Un Piermarini scandalosamente semideserto ha accolto
ier sera – prima di chiudere per ferie - l’ultima recita del penultimo
capolavoro teatrale del sommo Gioachino.
Una serata nella più aurea mediocrità, dalla quale sono emersi - a mio modestissimo
parere, e non più in alto che col naso – il protagonista Colin Lee (che non ha fatto troppo rimpiangere il forfettario JDF) e due dei comprimari:
il Raimbaud di Stéphane Degout e la Ragonde di Marina De Liso.
Gli altri, una frana: a cominciare dalla Aleksandra Kurzak, una gran bella gnocca perfettamente integrata
nella pièce di avanspettacolo messa su da Laurent
Pelly,
ma il cui canto (sguaiatezze negli acuti e totale approssimazione nei
virtuosismi) non può esser degno di Rossini (e a ben vedere di alcun altro
serio compositore di opere liriche). Del tutto meritata la salva di dissensi
che l’ha accolta alla singola finale.
Dissensi indirizzati anche al Kapellmeister
Donato Renzetti (chiamato a sua volta a rimpiazzare il titolare Stefano
Montanari) forse perché in fatto di miracoli non si è dimostrato più efficace
di Ory (smile!)
Roberto Tagliavini (Gouverneur), José Maria Lo
Monaco (Isolier) e Rosanna Savoia
(Alice) sono tutti affetti dalla stessa malattia: quando devono cantare nella cosiddetta
ottava bassa fanno la figura del pesce
in acquario: e siccome in Rossini ci sono ad ogni piè sospinto passaggi che attraversano
il rigo da cima a fondo, il risultato è che la metà del testo risulti inudibile,
come succede quando un altoparlante funziona a singhiozzo.

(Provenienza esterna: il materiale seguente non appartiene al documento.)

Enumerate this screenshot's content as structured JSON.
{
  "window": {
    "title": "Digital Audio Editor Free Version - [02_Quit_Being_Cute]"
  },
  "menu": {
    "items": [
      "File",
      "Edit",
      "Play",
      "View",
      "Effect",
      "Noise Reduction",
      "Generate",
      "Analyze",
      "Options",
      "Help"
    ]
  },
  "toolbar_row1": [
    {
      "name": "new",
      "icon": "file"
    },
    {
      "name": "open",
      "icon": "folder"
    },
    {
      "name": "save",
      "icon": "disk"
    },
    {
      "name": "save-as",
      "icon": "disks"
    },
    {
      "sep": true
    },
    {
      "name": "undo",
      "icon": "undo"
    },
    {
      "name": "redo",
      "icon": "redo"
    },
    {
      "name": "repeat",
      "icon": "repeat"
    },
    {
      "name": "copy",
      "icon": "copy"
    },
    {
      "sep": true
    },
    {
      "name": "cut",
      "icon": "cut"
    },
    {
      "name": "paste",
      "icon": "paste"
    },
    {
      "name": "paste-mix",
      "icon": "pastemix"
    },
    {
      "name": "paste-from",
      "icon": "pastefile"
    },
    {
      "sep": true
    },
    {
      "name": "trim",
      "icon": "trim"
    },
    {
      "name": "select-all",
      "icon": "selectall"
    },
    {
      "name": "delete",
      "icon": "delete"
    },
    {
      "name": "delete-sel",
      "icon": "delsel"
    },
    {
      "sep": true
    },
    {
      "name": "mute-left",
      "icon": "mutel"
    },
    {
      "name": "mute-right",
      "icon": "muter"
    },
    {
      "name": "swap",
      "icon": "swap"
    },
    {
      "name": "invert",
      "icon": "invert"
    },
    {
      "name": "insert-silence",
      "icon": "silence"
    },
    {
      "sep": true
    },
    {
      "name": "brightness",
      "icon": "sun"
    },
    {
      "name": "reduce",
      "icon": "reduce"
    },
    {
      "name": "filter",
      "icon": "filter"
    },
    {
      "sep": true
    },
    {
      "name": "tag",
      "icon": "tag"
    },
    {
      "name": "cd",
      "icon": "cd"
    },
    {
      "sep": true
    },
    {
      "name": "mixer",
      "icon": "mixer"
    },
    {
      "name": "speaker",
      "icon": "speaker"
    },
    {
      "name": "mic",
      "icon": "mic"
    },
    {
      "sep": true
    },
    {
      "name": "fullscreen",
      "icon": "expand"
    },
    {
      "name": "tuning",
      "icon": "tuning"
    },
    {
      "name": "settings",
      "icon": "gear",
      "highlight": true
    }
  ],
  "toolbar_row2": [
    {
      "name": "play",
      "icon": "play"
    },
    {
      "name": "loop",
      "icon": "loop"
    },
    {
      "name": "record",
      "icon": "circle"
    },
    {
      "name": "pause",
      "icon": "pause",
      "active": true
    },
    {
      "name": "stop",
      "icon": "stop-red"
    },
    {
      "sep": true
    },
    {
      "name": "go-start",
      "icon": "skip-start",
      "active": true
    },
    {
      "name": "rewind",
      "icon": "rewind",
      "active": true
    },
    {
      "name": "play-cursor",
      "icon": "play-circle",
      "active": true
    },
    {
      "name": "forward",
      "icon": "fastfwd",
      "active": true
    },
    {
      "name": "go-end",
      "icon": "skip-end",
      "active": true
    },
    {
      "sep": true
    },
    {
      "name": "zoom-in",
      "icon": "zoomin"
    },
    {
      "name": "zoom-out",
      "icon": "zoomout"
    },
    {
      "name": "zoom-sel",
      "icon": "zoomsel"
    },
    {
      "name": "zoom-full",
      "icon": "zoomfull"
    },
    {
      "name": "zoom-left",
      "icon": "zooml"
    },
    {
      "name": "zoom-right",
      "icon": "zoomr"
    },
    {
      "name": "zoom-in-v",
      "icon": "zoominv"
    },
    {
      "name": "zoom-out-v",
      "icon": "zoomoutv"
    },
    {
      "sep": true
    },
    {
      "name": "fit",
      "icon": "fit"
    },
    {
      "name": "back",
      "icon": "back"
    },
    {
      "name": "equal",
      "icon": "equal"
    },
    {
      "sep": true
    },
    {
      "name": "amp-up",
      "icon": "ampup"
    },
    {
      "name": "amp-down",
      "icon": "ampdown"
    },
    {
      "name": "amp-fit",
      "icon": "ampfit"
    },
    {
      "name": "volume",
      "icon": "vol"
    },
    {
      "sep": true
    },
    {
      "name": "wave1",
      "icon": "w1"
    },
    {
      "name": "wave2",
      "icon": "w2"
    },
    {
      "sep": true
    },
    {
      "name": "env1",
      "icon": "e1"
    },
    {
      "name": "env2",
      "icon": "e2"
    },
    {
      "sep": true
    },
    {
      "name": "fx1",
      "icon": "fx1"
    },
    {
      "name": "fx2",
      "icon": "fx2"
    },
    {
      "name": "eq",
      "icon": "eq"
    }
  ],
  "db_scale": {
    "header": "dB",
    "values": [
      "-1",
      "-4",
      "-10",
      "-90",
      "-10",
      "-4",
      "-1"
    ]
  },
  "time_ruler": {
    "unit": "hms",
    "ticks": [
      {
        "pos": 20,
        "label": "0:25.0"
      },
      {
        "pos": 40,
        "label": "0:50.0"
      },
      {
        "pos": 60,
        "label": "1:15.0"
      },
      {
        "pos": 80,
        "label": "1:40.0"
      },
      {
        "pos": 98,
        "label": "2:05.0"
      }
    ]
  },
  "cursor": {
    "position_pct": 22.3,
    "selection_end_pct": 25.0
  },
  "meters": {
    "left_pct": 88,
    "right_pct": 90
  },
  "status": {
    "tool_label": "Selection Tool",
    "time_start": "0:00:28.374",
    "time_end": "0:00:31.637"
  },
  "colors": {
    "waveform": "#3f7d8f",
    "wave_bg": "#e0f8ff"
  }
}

Gli altri e il coro di Casoni su livelli accettabili.
Quanto alla regìa, Pelly ha prodotto una cosa che fatica a raggiungere le
altezze del …vecchio Teatro Smeraldo (oggi
purtroppo riconvertito a mangiatoia). L’eremita in cui Ory si traveste nel primo
atto era una cosa fra Toro Seduto e Ras Kaylù; meglio la suora del second’atto,
però che il terzetto finale venga degradato a scena threesome with dp (chiedere spiegazione agli esperti di porno) supera
ogni immaginazione.
Se
tanto mi dà tanto, quando gli chiederanno di mettere in scena un’opera di
Gluck, lui sceglierà… Ifigonia in Culide (stra-smile!) Che poi il pubblico si
diverta con Rossini ridotto al più sbracato degli avanspettacoli non deve fare
alcuna meraviglia, visto che nello stesso tempio
– e per limitarci a questa stagione – si è usato Verdi come colonna sonora per accompagnare
scene di produzione di lasagne e minestroni.